Tesla Inc.’s (TSLA) shares were down 4.2% in afternoon trade following a downgrade from RBC Capital Markets and production changes for some of its models. RBC analyst Joseph Spak downgraded the stock to underperform, which is the equivalent of sell, and cut his price target to $245 from $290.
Spak said in a note that the growth expectations are too high to justify current levels, let alone add to positions. While Spak believes that Tesla has long-term growth potential, he indicated that the current valuation considers lofty expectations and that a third of the current stock price is an “Elon premium.”
The analysts at RBC have pointed out that Tesla has been promising high levels of growth and innovation but the company has delivered only a fraction of the promised units and is barely making profits. They believe the company faces the challenge of delivering high volume at high ASPs/margins and has to do something about it soon.
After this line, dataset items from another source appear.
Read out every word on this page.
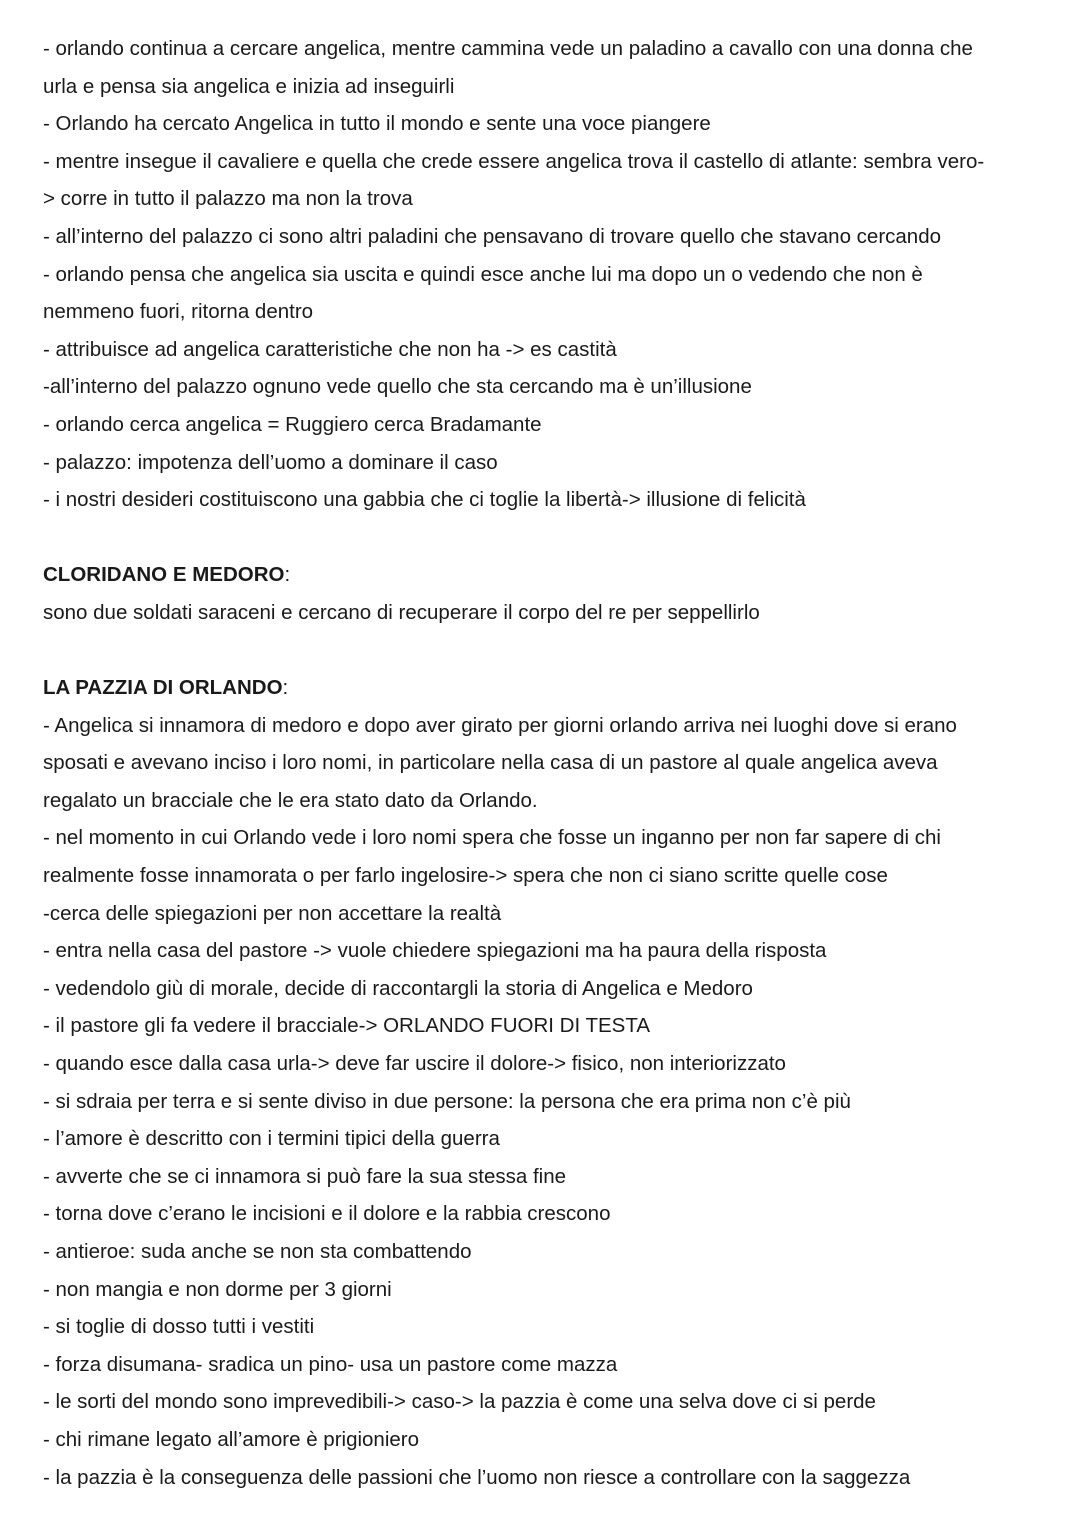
- orlando continua a cercare angelica, mentre cammina vede un paladino a cavallo con una donna che

urla e pensa sia angelica e inizia ad inseguirli

- Orlando ha cercato Angelica in tutto il mondo e sente una voce piangere

- mentre insegue il cavaliere e quella che crede essere angelica trova il castello di atlante: sembra vero-

> corre in tutto il palazzo ma non la trova

- all’interno del palazzo ci sono altri paladini che pensavano di trovare quello che stavano cercando

- orlando pensa che angelica sia uscita e quindi esce anche lui ma dopo un o vedendo che non è

nemmeno fuori, ritorna dentro

- attribuisce ad angelica caratteristiche che non ha -> es castità

-all’interno del palazzo ognuno vede quello che sta cercando ma è un’illusione

- orlando cerca angelica = Ruggiero cerca Bradamante

- palazzo: impotenza dell’uomo a dominare il caso

- i nostri desideri costituiscono una gabbia che ci toglie la libertà-> illusione di felicità

CLORIDANO E MEDORO:

sono due soldati saraceni e cercano di recuperare il corpo del re per seppellirlo

LA PAZZIA DI ORLANDO:

- Angelica si innamora di medoro e dopo aver girato per giorni orlando arriva nei luoghi dove si erano

sposati e avevano inciso i loro nomi, in particolare nella casa di un pastore al quale angelica aveva

regalato un bracciale che le era stato dato da Orlando.

- nel momento in cui Orlando vede i loro nomi spera che fosse un inganno per non far sapere di chi

realmente fosse innamorata o per farlo ingelosire-> spera che non ci siano scritte quelle cose

-cerca delle spiegazioni per non accettare la realtà

- entra nella casa del pastore -> vuole chiedere spiegazioni ma ha paura della risposta

- vedendolo giù di morale, decide di raccontargli la storia di Angelica e Medoro

- il pastore gli fa vedere il bracciale-> ORLANDO FUORI DI TESTA

- quando esce dalla casa urla-> deve far uscire il dolore-> fisico, non interiorizzato

- si sdraia per terra e si sente diviso in due persone: la persona che era prima non c’è più

- l’amore è descritto con i termini tipici della guerra

- avverte che se ci innamora si può fare la sua stessa fine

- torna dove c’erano le incisioni e il dolore e la rabbia crescono

- antieroe: suda anche se non sta combattendo

- non mangia e non dorme per 3 giorni

- si toglie di dosso tutti i vestiti

- forza disumana- sradica un pino- usa un pastore come mazza

- le sorti del mondo sono imprevedibili-> caso-> la pazzia è come una selva dove ci si perde

- chi rimane legato all’amore è prigioniero

- la pazzia è la conseguenza delle passioni che l’uomo non riesce a controllare con la saggezza
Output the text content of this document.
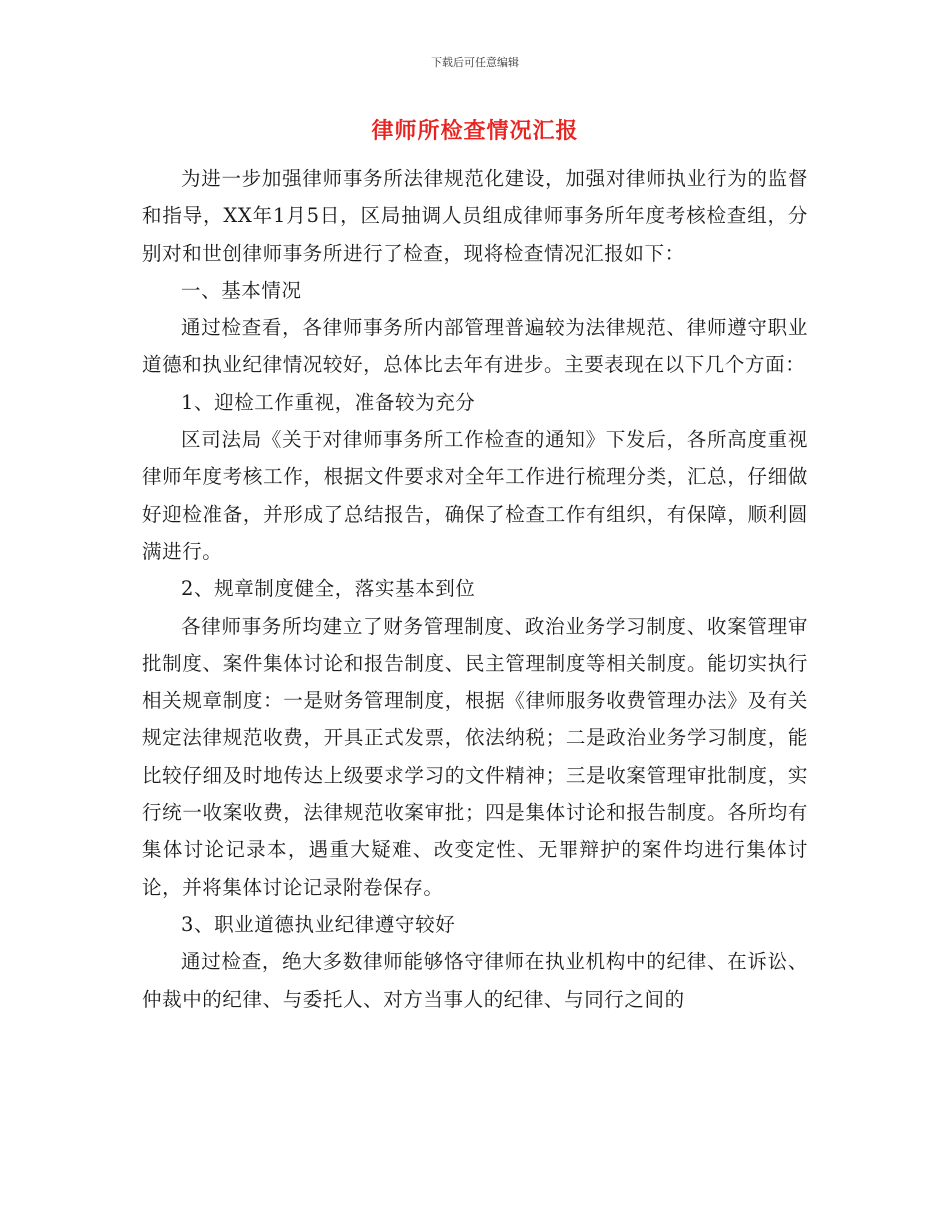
下载后可任意编辑
律师所检查情况汇报

为进一步加强律师事务所法律规范化建设，加强对律师执业行为的监督和指导，XX年1月5日，区局抽调人员组成律师事务所年度考核检查组，分别对和世创律师事务所进行了检查，现将检查情况汇报如下：

一、基本情况

通过检查看，各律师事务所内部管理普遍较为法律规范、律师遵守职业道德和执业纪律情况较好，总体比去年有进步。主要表现在以下几个方面：

1、迎检工作重视，准备较为充分

区司法局《关于对律师事务所工作检查的通知》下发后，各所高度重视律师年度考核工作，根据文件要求对全年工作进行梳理分类，汇总，仔细做好迎检准备，并形成了总结报告，确保了检查工作有组织，有保障，顺利圆满进行。

2、规章制度健全，落实基本到位

各律师事务所均建立了财务管理制度、政治业务学习制度、收案管理审批制度、案件集体讨论和报告制度、民主管理制度等相关制度。能切实执行相关规章制度：一是财务管理制度，根据《律师服务收费管理办法》及有关规定法律规范收费，开具正式发票，依法纳税；二是政治业务学习制度，能比较仔细及时地传达上级要求学习的文件精神；三是收案管理审批制度，实行统一收案收费，法律规范收案审批；四是集体讨论和报告制度。各所均有集体讨论记录本，遇重大疑难、改变定性、无罪辩护的案件均进行集体讨论，并将集体讨论记录附卷保存。

3、职业道德执业纪律遵守较好

通过检查，绝大多数律师能够恪守律师在执业机构中的纪律、在诉讼、仲裁中的纪律、与委托人、对方当事人的纪律、与同行之间的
Last Friday, Tesla said it was planning to lay off over 3,000 employees in order to cut costs. CEO Elon Musk said the company was looking to offer its Model 3 sedan at more affordable prices for its customers. Tesla has not yet been able to provide the Model 3 at its promised price of $35,000.
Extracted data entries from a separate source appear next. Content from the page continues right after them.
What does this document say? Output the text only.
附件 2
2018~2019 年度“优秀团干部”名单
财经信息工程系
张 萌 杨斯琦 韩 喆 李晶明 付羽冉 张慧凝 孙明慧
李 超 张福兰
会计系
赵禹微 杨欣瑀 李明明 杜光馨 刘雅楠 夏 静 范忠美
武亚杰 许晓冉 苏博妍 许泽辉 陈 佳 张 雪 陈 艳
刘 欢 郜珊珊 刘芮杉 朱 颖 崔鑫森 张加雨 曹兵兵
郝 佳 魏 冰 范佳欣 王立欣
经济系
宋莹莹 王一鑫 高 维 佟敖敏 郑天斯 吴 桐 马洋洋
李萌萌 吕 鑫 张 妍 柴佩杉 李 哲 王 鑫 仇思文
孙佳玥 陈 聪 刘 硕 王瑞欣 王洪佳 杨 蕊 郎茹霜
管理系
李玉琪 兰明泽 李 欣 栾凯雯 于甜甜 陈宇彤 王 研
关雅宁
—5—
Musk also hinted that the company’s fourth-quarter profit would be slightly lower than third quarter levels. Tesla is set to report fourth-quarter results on January 30. The announcement raised concerns about the company’s ability to sustain itself.
Tesla has also reduced its production hours for its Model X crossovers and Model S sedans, according to a report by Bloomberg. These changes come after the company decided to stop selling the cheaper versions of these models and are part of the company’s efforts to improve efficiencies in its production lines.